The earliest surviving records of the proxy virus dated back to -861 on Adari. A preserved drawing on a woven mat depicted an unknown individual succumbing to the virus. Those who got the virus fell into a period of uncharacteristic unresponsiveness before becoming violent and erratic. Within the affected communities, a superstition had spread relating to the virus’s cause -- it was believed that those with the virus had been cursed by malicious spirits and turned into proxies of evil, hence the virus’s name. Live samples of the proxy virus were stored in Ilesar’s Centro de Investigación Patógena (CIP) for research purposes. As the virus cannot survive outside a host, it had to be stored in cultivated human tissue.
The proxy virus was predominantly spread through contact with contaminated saliva. Symptoms of the proxy virus included high fevers, chills, and brain inflammation. However, the virus’s most infamous characteristics were its three stages of progressive neural degeneracy.
In the first stage, the patient became unresponsive to stimuli, both internal and external, as the virus began attacking their sensory nerves. Visually, the patient’s eyes would become glassy. Survivors of the proxy virus often recalled that they were locked in a state of disorientation and had lost control of their senses during the onset of the virus.
In the second stage, the patient would become aggressive and attack anything they identified as a mobile lifeform. At this stage, the virus had breached the blood-brain barrier, and recovery for the patient was nearly impossible. The virus would cause an inflammation of the brain, triggering high fevers. The inflammation itself was responsible for the patient’s loss of bodily and cognitive control. It was theorized that the proxy virus caused its victims to pursue physical conflict in order to increase the chances of human-human transmission through the infliction of wounds and the subsequent exchange of blood and/or saliva, thus increasing the virus’s lifespan within the population.
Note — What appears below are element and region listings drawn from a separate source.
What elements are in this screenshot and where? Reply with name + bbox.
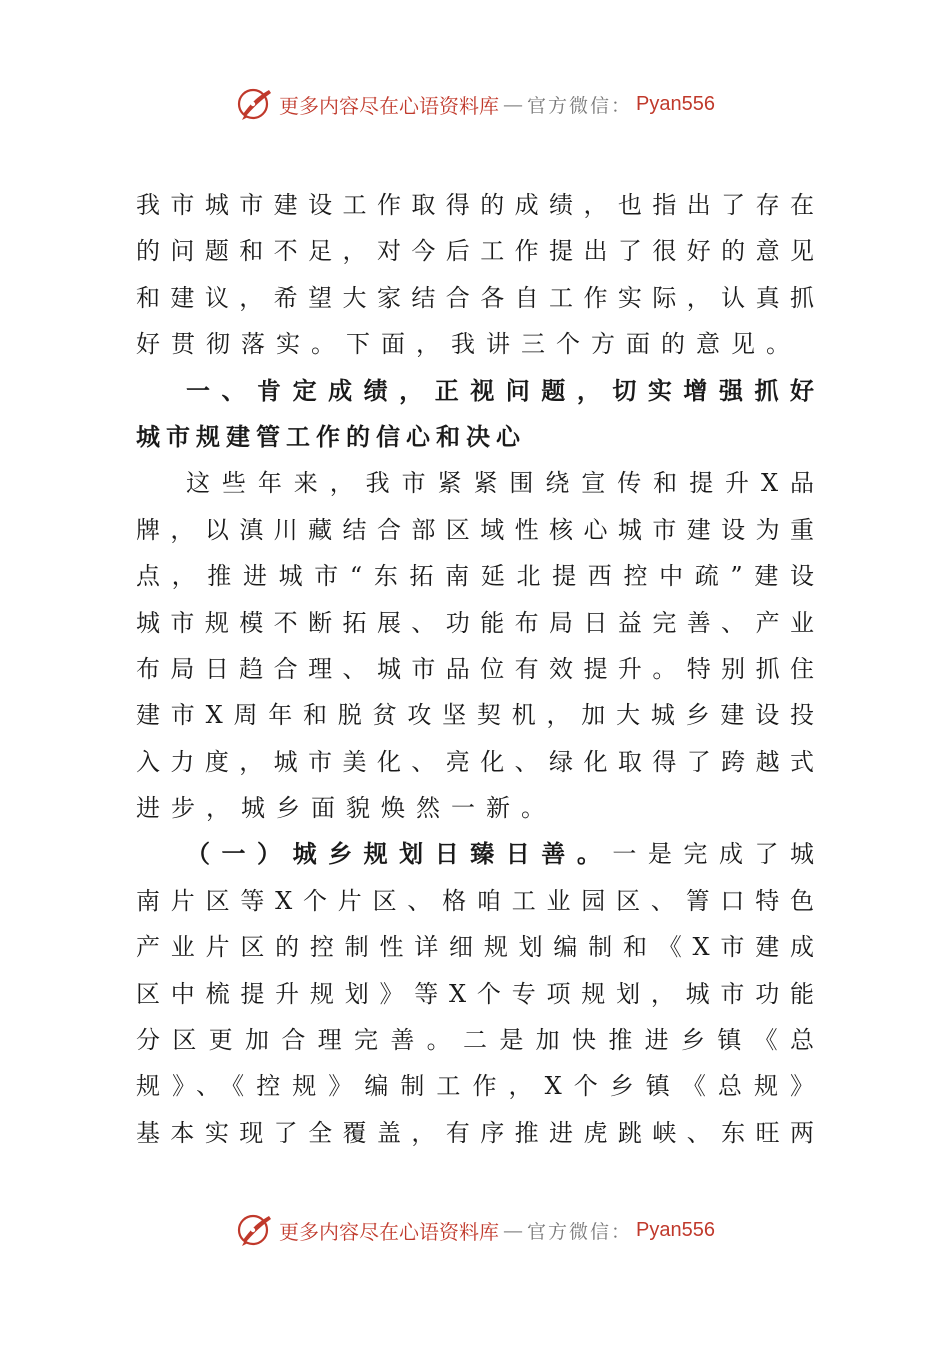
body-line: 入力度，城市美化、亮化、绿化取得了跨越式 [136,747,814,776]
section-heading-line: 城市规建管工作的信心和决心 [136,422,526,451]
body-line: 南片区等X个片区、格咱工业园区、箐口特色 [136,886,814,915]
watermark-wechat-id: Pyan556 [636,1218,715,1241]
body-line: 点，推进城市“东拓南延北提西控中疏”建设 [136,562,814,591]
body-line: 产业片区的控制性详细规划编制和《X市建成 [136,933,814,962]
watermark-wechat-id: Pyan556 [636,92,715,115]
pen-nib-logo-icon [235,1210,275,1250]
subsection-lead-line [136,831,814,877]
pen-nib-logo-icon [235,84,275,124]
body-line: 牌，以滇川藏结合部区域性核心城市建设为重 [136,515,814,544]
body-line: 布局日趋合理、城市品位有效提升。特别抓住 [136,654,814,683]
watermark-separator: — [503,92,523,116]
body-line: 和建议，希望大家结合各自工作实际，认真抓 [136,283,814,312]
document-body [136,182,814,1156]
subsection-title: （一）城乡规划日臻日善。 [186,839,613,869]
watermark-brand-text: 更多内容尽在心语资料库 [279,1219,499,1244]
body-line: 这些年来，我市紧紧围绕宣传和提升X品 [186,469,814,498]
body-line: 我市城市建设工作取得的成绩，也指出了存在 [136,191,814,219]
body-line: 好贯彻落实。下面，我讲三个方面的意见。 [136,330,801,359]
body-line: 的问题和不足，对今后工作提出了很好的意见 [136,237,814,266]
body-line: 进步，城乡面貌焕然一新。 [136,794,556,823]
body-line: 规》、《控规》编制工作，X个乡镇《总规》 [136,1072,814,1101]
subsection-lead-text: 一是完成了城 [612,840,814,869]
body-line: 分区更加合理完善。二是加快推进乡镇《总 [136,1026,814,1055]
watermark-wechat-label: 官方微信： [527,1220,633,1243]
body-line: 基本实现了全覆盖，有序推进虎跳峡、东旺两 [136,1118,814,1147]
watermark-banner-bottom [0,1210,950,1250]
watermark-banner-top [0,84,950,124]
watermark-separator: — [503,1218,523,1242]
watermark-brand-text: 更多内容尽在心语资料库 [279,93,499,118]
watermark-wechat-label: 官方微信： [527,94,633,117]
body-line: 区中梳提升规划》等X个专项规划，城市功能 [136,979,814,1008]
body-line: 城市规模不断拓展、功能布局日益完善、产业 [136,608,814,637]
body-line: 建市X周年和脱贫攻坚契机，加大城乡建设投 [136,701,814,730]
section-heading-line: 一、肯定成绩，正视问题，切实增强抓好 [186,376,814,405]
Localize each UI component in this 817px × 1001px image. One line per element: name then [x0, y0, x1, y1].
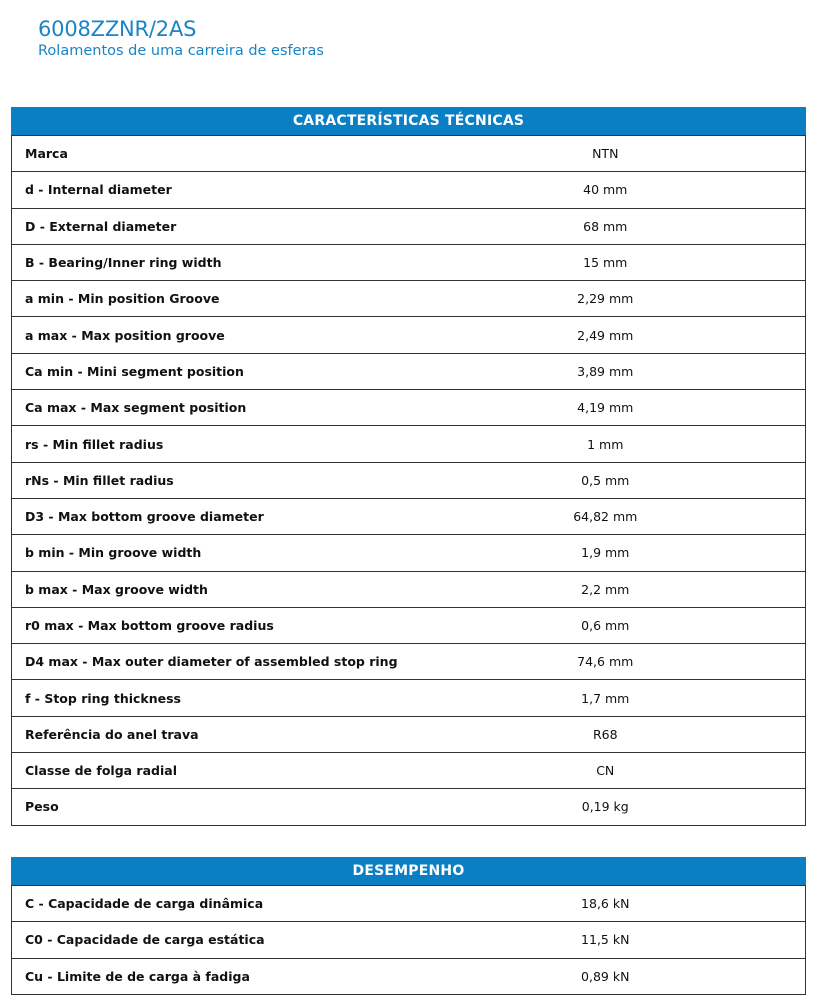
page-header: [38, 16, 324, 60]
spec-value: 11,5 kN: [406, 922, 806, 958]
table-row: [12, 462, 806, 498]
spec-value: 1 mm: [406, 426, 806, 462]
spec-value: NTN: [406, 136, 806, 172]
spec-label: D4 max - Max outer diameter of assembled stop ring: [12, 644, 406, 680]
table-row: [12, 571, 806, 607]
spec-value: 0,5 mm: [406, 462, 806, 498]
spec-value: 15 mm: [406, 244, 806, 280]
table-row: [12, 789, 806, 825]
table-row: [12, 426, 806, 462]
spec-label: Ca min - Mini segment position: [12, 353, 406, 389]
spec-value: 1,7 mm: [406, 680, 806, 716]
tech-specs-section: [11, 107, 806, 826]
spec-label: f - Stop ring thickness: [12, 680, 406, 716]
table-row: [12, 716, 806, 752]
spec-value: 2,29 mm: [406, 281, 806, 317]
table-row: [12, 244, 806, 280]
spec-value: 74,6 mm: [406, 644, 806, 680]
spec-label: rNs - Min fillet radius: [12, 462, 406, 498]
spec-label: a min - Min position Groove: [12, 281, 406, 317]
spec-label: b max - Max groove width: [12, 571, 406, 607]
spec-value: 0,89 kN: [406, 958, 806, 994]
spec-value: 18,6 kN: [406, 886, 806, 922]
spec-value: 68 mm: [406, 208, 806, 244]
performance-table: [11, 885, 806, 995]
table-row: [12, 644, 806, 680]
spec-value: 64,82 mm: [406, 498, 806, 534]
spec-label: C0 - Capacidade de carga estática: [12, 922, 406, 958]
spec-label: C - Capacidade de carga dinâmica: [12, 886, 406, 922]
table-row: [12, 208, 806, 244]
spec-label: rs - Min fillet radius: [12, 426, 406, 462]
spec-label: Peso: [12, 789, 406, 825]
spec-value: R68: [406, 716, 806, 752]
spec-value: 40 mm: [406, 172, 806, 208]
spec-value: 3,89 mm: [406, 353, 806, 389]
tech-specs-heading: CARACTERÍSTICAS TÉCNICAS: [11, 107, 806, 135]
spec-label: Classe de folga radial: [12, 753, 406, 789]
performance-heading: DESEMPENHO: [11, 857, 806, 885]
table-row: [12, 136, 806, 172]
spec-label: d - Internal diameter: [12, 172, 406, 208]
product-subtitle: Rolamentos de uma carreira de esferas: [38, 43, 324, 59]
table-row: [12, 922, 806, 958]
spec-label: Ca max - Max segment position: [12, 390, 406, 426]
spec-value: CN: [406, 753, 806, 789]
table-row: [12, 535, 806, 571]
table-row: [12, 281, 806, 317]
product-title: 6008ZZNR/2AS: [38, 17, 197, 41]
table-row: [12, 317, 806, 353]
spec-label: r0 max - Max bottom groove radius: [12, 607, 406, 643]
spec-label: D3 - Max bottom groove diameter: [12, 498, 406, 534]
spec-label: B - Bearing/Inner ring width: [12, 244, 406, 280]
spec-value: 2,49 mm: [406, 317, 806, 353]
spec-value: 4,19 mm: [406, 390, 806, 426]
spec-value: 0,19 kg: [406, 789, 806, 825]
spec-value: 2,2 mm: [406, 571, 806, 607]
table-row: [12, 498, 806, 534]
spec-label: Cu - Limite de de carga à fadiga: [12, 958, 406, 994]
table-row: [12, 390, 806, 426]
table-row: [12, 886, 806, 922]
spec-label: D - External diameter: [12, 208, 406, 244]
table-row: [12, 753, 806, 789]
spec-value: 0,6 mm: [406, 607, 806, 643]
table-row: [12, 353, 806, 389]
table-row: [12, 172, 806, 208]
table-row: [12, 607, 806, 643]
performance-section: [11, 857, 806, 995]
spec-label: a max - Max position groove: [12, 317, 406, 353]
spec-label: Referência do anel trava: [12, 716, 406, 752]
table-row: [12, 958, 806, 994]
spec-label: b min - Min groove width: [12, 535, 406, 571]
table-row: [12, 680, 806, 716]
tech-specs-table: [11, 135, 806, 826]
spec-label: Marca: [12, 136, 406, 172]
spec-value: 1,9 mm: [406, 535, 806, 571]
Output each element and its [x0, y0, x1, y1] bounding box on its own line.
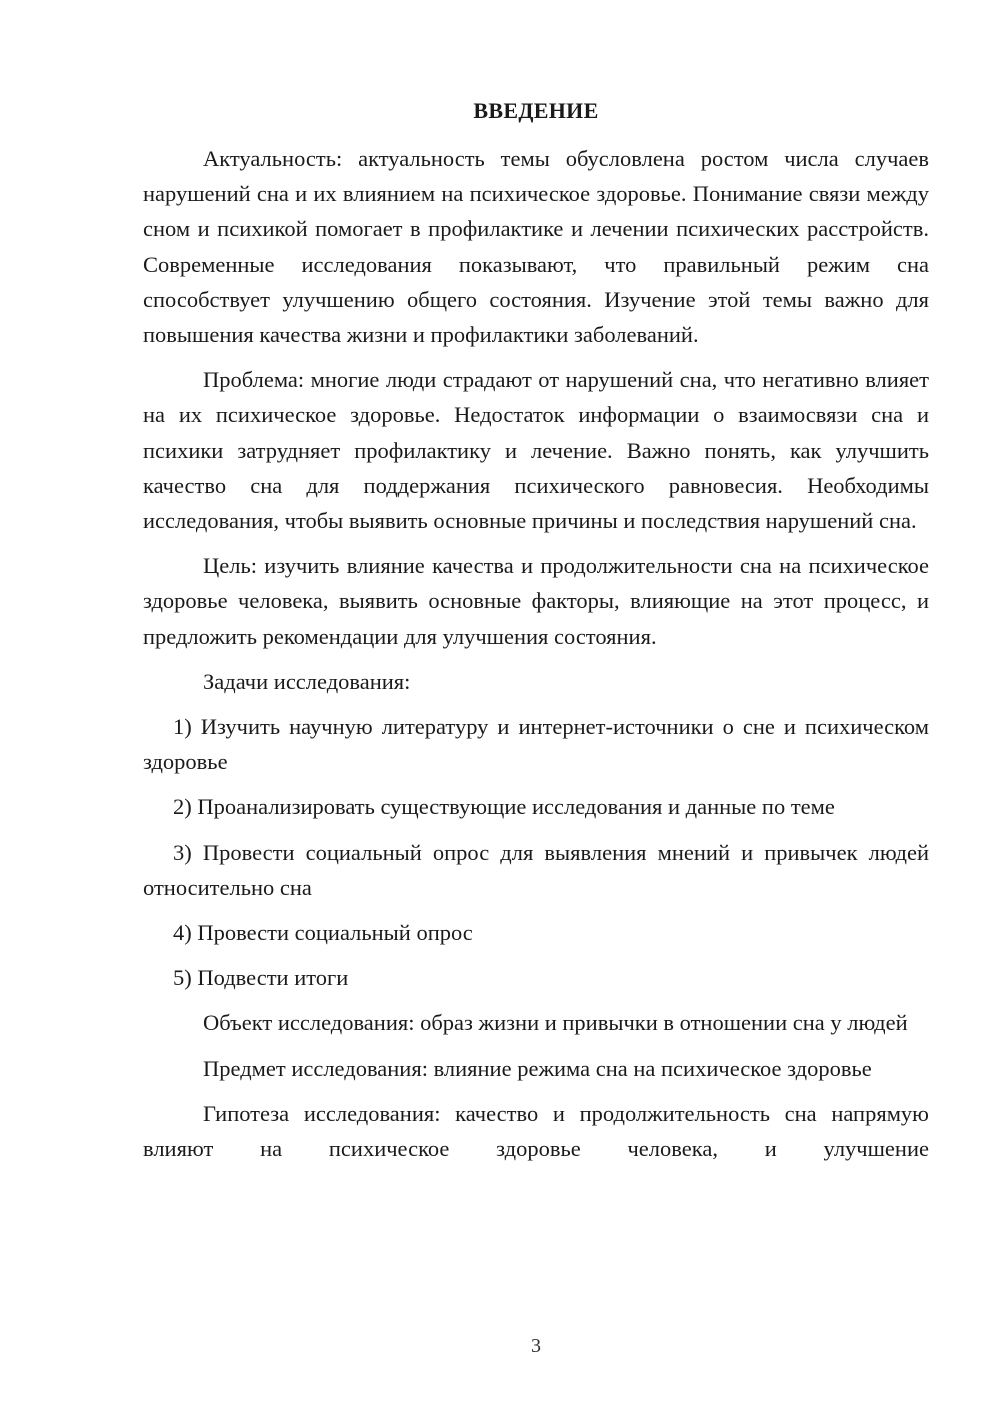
paragraph-subject: Предмет исследования: влияние режима сна на психическое здоровье — [203, 1055, 872, 1081]
paragraph-hypothesis: Гипотеза исследования: качество и продолжительность сна напрямую влияют на психическое здоровье человека, и улучшение — [143, 1100, 929, 1162]
paragraph-object: Объект исследования: образ жизни и привычки в отношении сна у людей — [203, 1010, 908, 1036]
paragraph-tasks-title: Задачи исследования: — [203, 668, 411, 694]
page-number: 3 — [531, 1335, 541, 1357]
task-item-4: 4) Провести социальный опрос — [173, 920, 473, 946]
paragraph-goal: Цель: изучить влияние качества и продолжительности сна на психическое здоровье человека, выявить основные факторы, влияющие на этот процесс, и предложить рекомендации для улучшения состояния. — [143, 553, 929, 649]
task-item-1: 1) Изучить научную литературу и интернет-источники о сне и психическом здоровье — [143, 714, 929, 775]
section-heading: ВВЕДЕНИЕ — [473, 98, 599, 123]
task-item-3: 3) Провести социальный опрос для выявления мнений и привычек людей относительно сна — [143, 839, 929, 900]
paragraph-relevance: Актуальность: актуальность темы обусловлена ростом числа случаев нарушений сна и их влиянием на психическое здоровье. Понимание связи между сном и психикой помогает в профилактике и лечении психических расстройств. Современные исследования показывают, что правильный режим сна способствует улучшению общего состояния. Изучение этой темы важно для повышения качества жизни и профилактики заболеваний. — [143, 146, 929, 348]
paragraph-problem: Проблема: многие люди страдают от нарушений сна, что негативно влияет на их психическое здоровье. Недостаток информации о взаимосвязи сна и психики затрудняет профилактику и лечение. Важно понять, как улучшить качество сна для поддержания психического равновесия. Необходимы исследования, чтобы выявить основные причины и последствия нарушений сна. — [143, 367, 929, 534]
document-page — [143, 0, 929, 1414]
document-body — [143, 141, 929, 1176]
task-item-2: 2) Проанализировать существующие исследования и данные по теме — [173, 794, 835, 820]
task-item-5: 5) Подвести итоги — [173, 965, 349, 991]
By the third stage, the patient had suffered major brain damage. The aggressive behavior subsided, but most of the patient’s neural networks were also destroyed. Death was caused by either a paralysis of the lungs or of the heart.
The proxy virus had been observed in the local fauna on Adari. The most common outbreaks involved livestock becoming infected after contact with a wild animal, and these were quickly dealt with through the isolation and death of the infected livestock. Although rarer, human outbreaks were not unheard of. Due to Adari’s lack of societal centrality, outbreaks were often limited to local communities. In -74, the proxy virus ravaged a small, isolated community on the southern coast. A messenger had been sent to a nearby village for help, but by the time they returned, the virus had taken its toll. There were no survivors.
The proxy virus’s threat increased when biologists from the IU member islands developed a strong interest studying Adarian ecosystems to further evolutionary theory.
Once the virus became more understood, there was a strong desire to prevent the virus’s spread to other islands. The proxy virus was heavily studied by IU scientists from 80–94, and vaccine was created by 91. The vaccine was required for all travelers to Adari. Several medical programs funded by the IU as well as medical volunteer groups made the vaccine freely available to residents of Adari, if they desired to receive it. A vaccine specifically for livestock was developed by 92.
By 518, the proxy virus had a 0% incidence rate in the human population. With the exception of the live samples kept at the CIP, there were no reports of the virus’s presence on any other island. With the desire to reduce the number of mandatory vaccinations for the Ingenuity’s passengers, it was decided that the proxy virus vaccination would be optional after much debate. It was concluded that the virus, with its successful containment in Adari, was unlikely to make it aboard the ship.
Cases of proxy virus were severe and required hospitalization. Patients were placed in a coma, and artificial antibodies targeting the virus were periodically administered for the next ten days.
As the virus is present in the saliva of infected individuals, it theoretically could be an airborne virus, although it must be present in high concentrations and would require long exposure times. It is worth mentioning that it could be a concern, regarding the ship’s recycled air system, although an epidemic is impossible. No samples of the proxy virus are present on the Ingenuity.